C’est une hiérarchie de la perception auditive qui a été établie par Pierre Schaeffer,
dans son ouvrage majeur : « Traité des objets musicaux ».
Ouïr, c’est percevoir l’environnement sonore dans lequel nous baignons, c’est tout signal
sonore qui met en branle notre système auditif, de l’oreille externe jusqu’aux aires auditives de notre cerveau.

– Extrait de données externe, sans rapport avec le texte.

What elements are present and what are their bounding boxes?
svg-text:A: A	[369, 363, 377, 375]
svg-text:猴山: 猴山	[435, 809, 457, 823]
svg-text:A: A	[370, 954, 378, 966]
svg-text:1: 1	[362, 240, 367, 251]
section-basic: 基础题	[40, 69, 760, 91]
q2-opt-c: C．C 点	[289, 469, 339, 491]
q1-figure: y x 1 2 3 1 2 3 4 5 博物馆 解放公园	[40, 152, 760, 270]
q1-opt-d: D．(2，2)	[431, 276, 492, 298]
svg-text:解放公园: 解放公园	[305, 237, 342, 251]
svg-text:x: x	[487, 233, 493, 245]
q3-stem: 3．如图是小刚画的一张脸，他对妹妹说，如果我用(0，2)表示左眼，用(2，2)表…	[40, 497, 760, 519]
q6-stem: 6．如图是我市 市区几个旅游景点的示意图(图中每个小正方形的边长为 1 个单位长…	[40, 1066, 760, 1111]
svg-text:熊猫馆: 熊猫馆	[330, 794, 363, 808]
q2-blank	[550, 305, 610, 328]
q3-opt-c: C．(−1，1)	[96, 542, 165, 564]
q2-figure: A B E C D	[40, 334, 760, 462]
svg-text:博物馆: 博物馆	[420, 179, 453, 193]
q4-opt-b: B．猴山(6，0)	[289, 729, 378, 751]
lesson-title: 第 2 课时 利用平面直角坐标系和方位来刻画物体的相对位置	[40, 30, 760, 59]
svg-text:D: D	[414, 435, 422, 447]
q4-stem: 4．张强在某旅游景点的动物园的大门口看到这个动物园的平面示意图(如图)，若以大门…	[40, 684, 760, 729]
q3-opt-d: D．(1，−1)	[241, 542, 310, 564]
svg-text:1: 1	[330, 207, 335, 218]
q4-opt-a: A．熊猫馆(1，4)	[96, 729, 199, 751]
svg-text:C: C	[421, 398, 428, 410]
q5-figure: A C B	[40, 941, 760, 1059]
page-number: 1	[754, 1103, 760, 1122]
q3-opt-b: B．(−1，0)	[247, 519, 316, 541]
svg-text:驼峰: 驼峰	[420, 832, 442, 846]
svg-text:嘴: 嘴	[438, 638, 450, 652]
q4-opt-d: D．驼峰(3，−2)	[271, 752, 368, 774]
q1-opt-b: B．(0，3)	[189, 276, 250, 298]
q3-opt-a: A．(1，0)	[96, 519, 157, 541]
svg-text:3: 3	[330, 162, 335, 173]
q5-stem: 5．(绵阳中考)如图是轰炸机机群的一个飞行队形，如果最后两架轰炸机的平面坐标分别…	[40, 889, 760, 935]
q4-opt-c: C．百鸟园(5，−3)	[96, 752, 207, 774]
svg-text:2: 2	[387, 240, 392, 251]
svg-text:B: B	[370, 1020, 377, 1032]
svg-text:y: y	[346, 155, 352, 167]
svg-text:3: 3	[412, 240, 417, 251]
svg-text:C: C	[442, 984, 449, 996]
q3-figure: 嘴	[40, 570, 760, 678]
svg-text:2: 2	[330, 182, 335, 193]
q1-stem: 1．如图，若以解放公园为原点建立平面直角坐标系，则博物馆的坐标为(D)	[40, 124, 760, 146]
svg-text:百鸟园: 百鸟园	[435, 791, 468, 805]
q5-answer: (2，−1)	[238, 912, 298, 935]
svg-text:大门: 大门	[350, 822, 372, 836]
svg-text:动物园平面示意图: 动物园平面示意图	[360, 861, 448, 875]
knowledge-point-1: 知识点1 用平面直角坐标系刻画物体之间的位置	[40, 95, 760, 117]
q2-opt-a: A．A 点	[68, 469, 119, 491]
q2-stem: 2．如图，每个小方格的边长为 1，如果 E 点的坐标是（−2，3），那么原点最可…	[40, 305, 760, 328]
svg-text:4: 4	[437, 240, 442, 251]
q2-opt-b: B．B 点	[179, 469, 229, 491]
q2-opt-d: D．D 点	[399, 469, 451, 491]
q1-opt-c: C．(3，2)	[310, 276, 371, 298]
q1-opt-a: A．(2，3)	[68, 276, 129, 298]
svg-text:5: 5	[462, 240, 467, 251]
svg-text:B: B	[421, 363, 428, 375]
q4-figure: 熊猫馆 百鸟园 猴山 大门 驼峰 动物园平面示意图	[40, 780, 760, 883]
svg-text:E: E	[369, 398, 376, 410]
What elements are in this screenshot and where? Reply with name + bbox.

Ecouter, c’est sélectionner, parmi l’environnement auditif que nous percevons, le son qui
nous agrée. Cette compétence nécessite l’attention de l’auditeur au signal sonore à sélectionner. Il m’arrive par exemple en cours de formation musicale de jouer au piano un intervalle, et de
demander à un élève de me le nommer. Celui-ci me dit alors qu'’il est incapable de répondre, parce qu'’il ne l’a pas écouté ; il l’a ouï, mais pas écouté, son attention ne s’est pas portée
au moment opportun vers le signal sonore à sélectionner.

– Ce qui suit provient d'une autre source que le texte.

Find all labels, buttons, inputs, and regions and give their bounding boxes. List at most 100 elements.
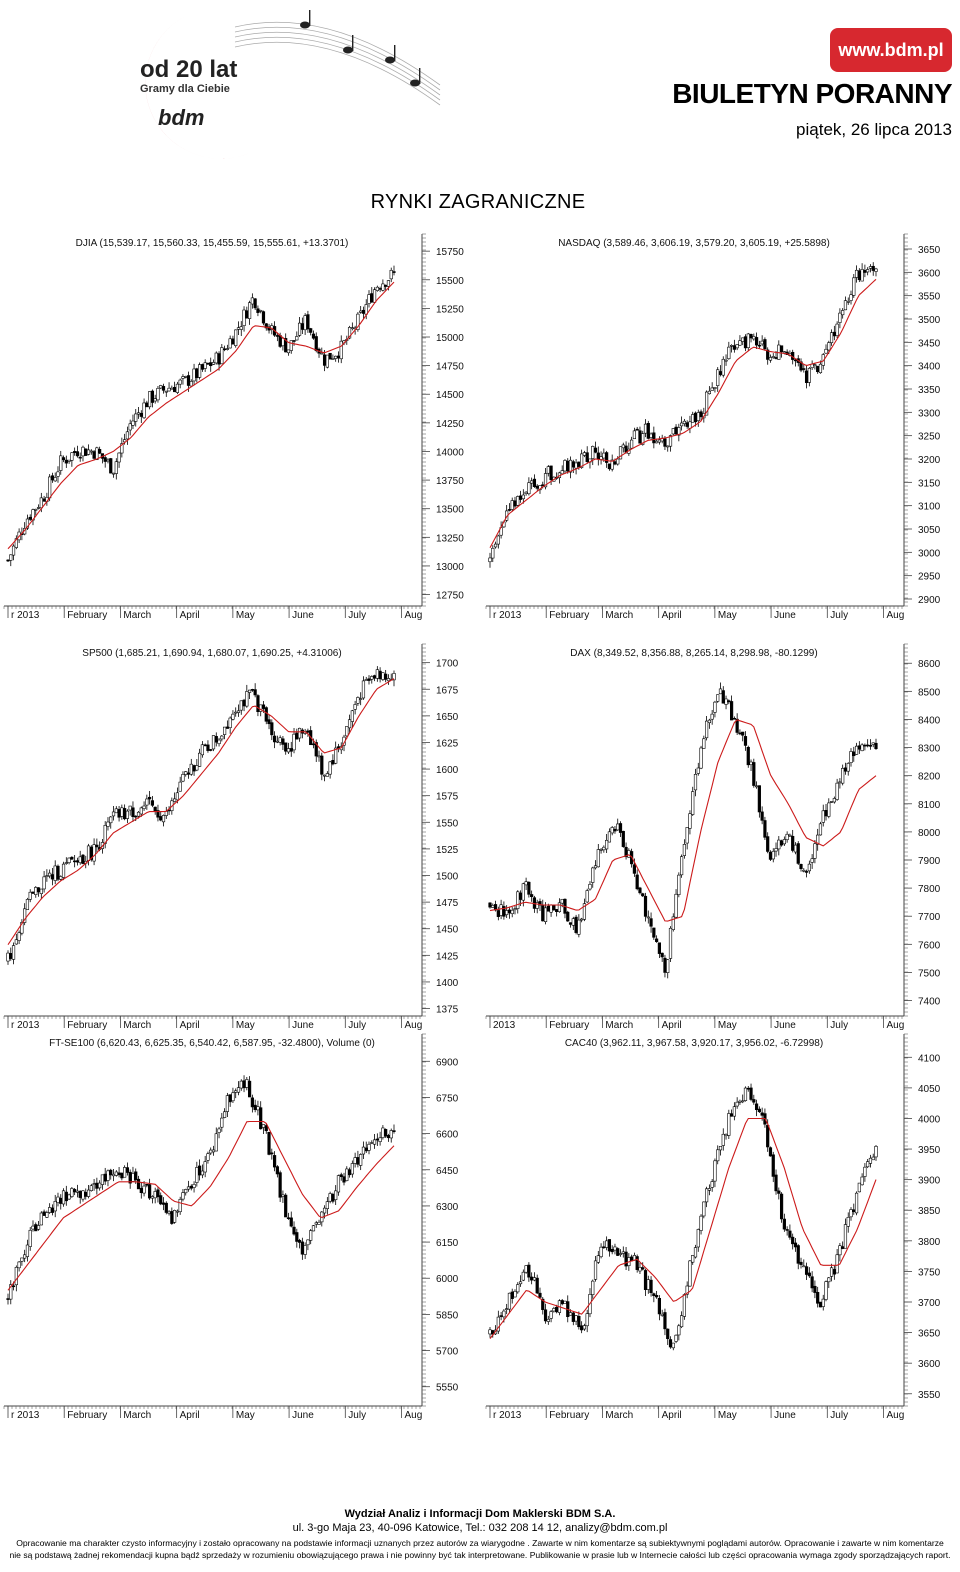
nasdaq-candle-body (574, 462, 578, 469)
dax-candle-body (821, 810, 825, 823)
dax-candle-body (546, 905, 550, 912)
sp500-candle-body (145, 798, 149, 806)
cac40-candle-body (718, 1146, 723, 1151)
nasdaq-candle-body (518, 495, 523, 500)
sp500-candle-body (181, 774, 185, 782)
ft-se100-candle-body (28, 1229, 32, 1247)
ft-se100-candle-body (378, 1137, 382, 1142)
ft-se100-candle-body (228, 1094, 232, 1103)
nasdaq-candle-body (527, 482, 531, 495)
sp500-candle-body (34, 887, 38, 896)
dax-candle-body (674, 893, 678, 918)
ft-se100-candle-body (225, 1095, 229, 1112)
sp500-candle-body (220, 735, 224, 740)
sp500-candle-body (70, 856, 74, 860)
djia-candle-body (131, 420, 135, 426)
sp500-y-tick-label: 1600 (436, 765, 459, 776)
brand-url-badge[interactable]: www.bdm.pl (830, 28, 952, 72)
cac40-month-label: May (718, 1410, 737, 1421)
cac40-candle-body (779, 1193, 784, 1220)
djia-candle-body (184, 376, 188, 378)
sp500-candle-body (270, 722, 274, 736)
dax-candle-body (816, 834, 820, 845)
nasdaq-candle-body (671, 428, 675, 435)
sp500-y-tick-label: 1575 (436, 792, 459, 803)
ft-se100-month-label: April (180, 1410, 200, 1421)
cac40-candle-body (810, 1276, 814, 1289)
djia-candle-body (195, 368, 199, 379)
dax-y-tick-label: 8400 (918, 715, 941, 726)
nasdaq-y-tick-label: 3350 (918, 385, 941, 396)
sp500-candle-body (247, 689, 252, 693)
ft-se100-candle-body (134, 1171, 138, 1181)
ft-se100-candle-body (75, 1190, 80, 1193)
cac40-candle-body (771, 1154, 775, 1177)
ft-se100-month-label: June (292, 1410, 314, 1421)
nasdaq-candle-body (488, 557, 492, 563)
nasdaq-candle-body (829, 332, 834, 343)
nasdaq-candle-body (827, 342, 831, 351)
ft-se100-candle-body (206, 1153, 210, 1161)
cac40-candle-body (724, 1134, 728, 1137)
dax-svg: 8600 8500 8400 8300 8200 8100 8000 7900 7800 7700… (485, 643, 941, 1031)
dax-candle-body (832, 798, 836, 803)
dax-candle-body (543, 907, 548, 922)
sp500-candle-body (231, 713, 235, 720)
dax-candle-body (618, 823, 623, 833)
nasdaq-candle-body (663, 438, 667, 447)
cac40-candle-body (835, 1254, 839, 1274)
cac40-y-tick-label: 3650 (918, 1329, 941, 1340)
djia-candle-body (120, 443, 124, 454)
sp500-candle-body (256, 695, 260, 713)
ft-se100-candle-body (361, 1146, 366, 1155)
ft-se100-candle-body (34, 1224, 38, 1232)
cac40-candle-body (860, 1176, 864, 1186)
dax-candle-body (643, 895, 648, 917)
sp500-candle-body (173, 798, 177, 802)
djia-candle-body (189, 381, 193, 387)
cac40-y-tick-label: 3950 (918, 1145, 941, 1156)
dax-candle-body (568, 922, 573, 925)
sp500-candle-body (198, 752, 202, 767)
sp500-candle-body (153, 806, 157, 812)
sp500-y-tick-label: 1450 (436, 925, 459, 936)
djia-candle-body (220, 347, 224, 365)
cac40-candle-body (691, 1255, 695, 1263)
sp500-candle-body (50, 874, 55, 880)
ft-se100-candle-body (131, 1173, 135, 1182)
ft-se100-candle-body (53, 1201, 57, 1212)
dax-candle-body (580, 918, 584, 921)
ft-se100-y-tick-label: 5700 (436, 1347, 459, 1358)
sp500-candle-body (292, 733, 296, 751)
nasdaq-title: NASDAQ (3,589.46, 3,606.19, 3,579.20, 3,… (558, 238, 830, 249)
nasdaq-candle-body (641, 433, 645, 445)
dax-candle-body (688, 813, 692, 829)
nasdaq-candle-body (632, 430, 637, 440)
cac40-y-tick-label: 3900 (918, 1176, 941, 1187)
nasdaq-candle-body (757, 344, 761, 347)
djia-candle-body (320, 352, 324, 355)
nasdaq-candle-body (741, 337, 745, 342)
cac40-candle-body (816, 1292, 820, 1304)
sp500-candle-body (164, 811, 168, 816)
cac40-candle-body (505, 1308, 509, 1310)
ft-se100-candle-body (209, 1149, 213, 1154)
ft-se100-candle-body (250, 1097, 254, 1108)
sp500-candle-body (242, 699, 246, 707)
ft-se100-candle-body (217, 1128, 221, 1133)
sp500-candle-body (92, 844, 96, 862)
dax-month-label: June (774, 1020, 796, 1031)
djia-candle-body (217, 353, 221, 365)
sp500-y-tick-label: 1400 (436, 978, 459, 989)
cac40-y-tick-label: 3600 (918, 1359, 941, 1370)
ft-se100-candle-body (231, 1092, 235, 1102)
ft-se100-candle-body (367, 1143, 371, 1151)
djia-candle-body (361, 309, 366, 314)
djia-candle-body (245, 310, 249, 319)
ft-se100-candle-body (253, 1104, 257, 1110)
logo-tagline: Gramy dla Ciebie (140, 83, 230, 95)
dax-candle-body (555, 909, 559, 913)
djia-candle-body (339, 340, 343, 360)
ft-se100-candle-body (295, 1232, 299, 1242)
djia-candle-body (9, 554, 13, 561)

Entendre, c’est, après avoir écouté un signal sonore, le qualifier à l’aune de ses propres connaissances. Lorsque quelqu’un dit : « J’entends bien ce que vous dites », c’est que mes dires sont passés sous les
fourches caudines de son propre jugement, de son propre « entendement ».
Comprendre, c’est interpréter un message sonore à l’aune de l’entendement de l’autre. On
comprend quelqu’un lorsqu’ on sait ce qu'’il pense.
Imaginons que nous écoutons un quatuor à cordes sur un CD à la maison.
La ouïssance, c’est la perception de tous les sons qui me viennent aux oreilles : ce
sera effectivement le son du quatuor, mais cela peut être aussi le son du moteur d’une mobylette qui passe dans la rue, le son lancinant du compresseur du frigo que je perçois lorsque le quatuor
joue pianissimo, ou encore même le son généré par mon propre système auditif, les acouphènes.
L’écoute, ce sera l’attention concentrée vers le signal sonore qui sort de ma chaîne hifi,
et j’essaierai, dans la mesure du possible, d’ignorer les autres sons que je serai susceptible de percevoir.
L’entendement, ce sera une première analyse du son perçu sélectionné, je peux entendre si
c’est en majeur ou en mineur, si le tempo est lent ou rapide, si les instruments sont bien accordés.......
La compréhension, c’est deviner l’intention des interprètes du quatuor, pourquoi à tel
moment le premier violon jouera plus fort, ou à tel autre un point d’orgue se fera entendre.
Curieusement, cette hiérarchie a été évoquée par un autre auteur, Carl Rogers, dans son
livre fameux « Liberté pour apprendre ».
Ecouter l’autre, pour Rogers, c’est accepter autrui pour ce qu'’il est, sans à-priori,
dans un lâcher-prise de ses éventuels préjugés, recevoir de l’autre tout ce qu'’il veut bien nous donner, nous concentrer essentiellement sur son message sonore, et seulement sur celui-ci, sans
interférence d’autres messages d’aucune sorte.
Entendre quelqu’un, c’est l’écouter avec ses oreilles déjà préparées à cette écoute, le
comprendre à l’aune de son propre jugement ; on peut entendre quelqu’un sans pour autant l’écouter, porter un jugement sur lui en étant sourd à son discours.
Comprendre quelqu’un est l’ultime étape de son écoute, c’est se mettre à sa place pour
comprendre ce qu'’il dit : on dit de quelqu’un qu'’on connaît bien qu'’on le comprend à demi-mot, on sait ce qu'’il pense, on peut se mettre à sa place, les mots exprimés ont bien le sens
que ce que veut dire véritablement le locuteur.
A l’inverse, quel désespoir d’être entendu par l’autre pour ce qu’on n’est pas, par toute
une séries de malentendus, de manipulations malencontreuses, de quiproquos maladroits, de ce qu’on voudrait que l’autre entende de soi. Il arrive ainsi qu’on ne soit pas bien compris, ou encore d’être perçu pour le
contraire de ce qu’on est, simplement
parce qu’on a voulu, par un excès de zèle et par manque de confiance, faire entendre à l’autre une vérité qui n’était pas celle qu’on détenait.
Rogers et Schaeffer ne se connaissaient pas, et ne devaient pas avoir lu leurs ouvrages
respectifs. Pourtant, les nuances de la perception auditive des deux auteurs se ressemblent et convergent vers une même idée de la compréhension ; preuve que, pour cette fois là, la musique
et les sciences de l’éducation ont su accorder leurs violons.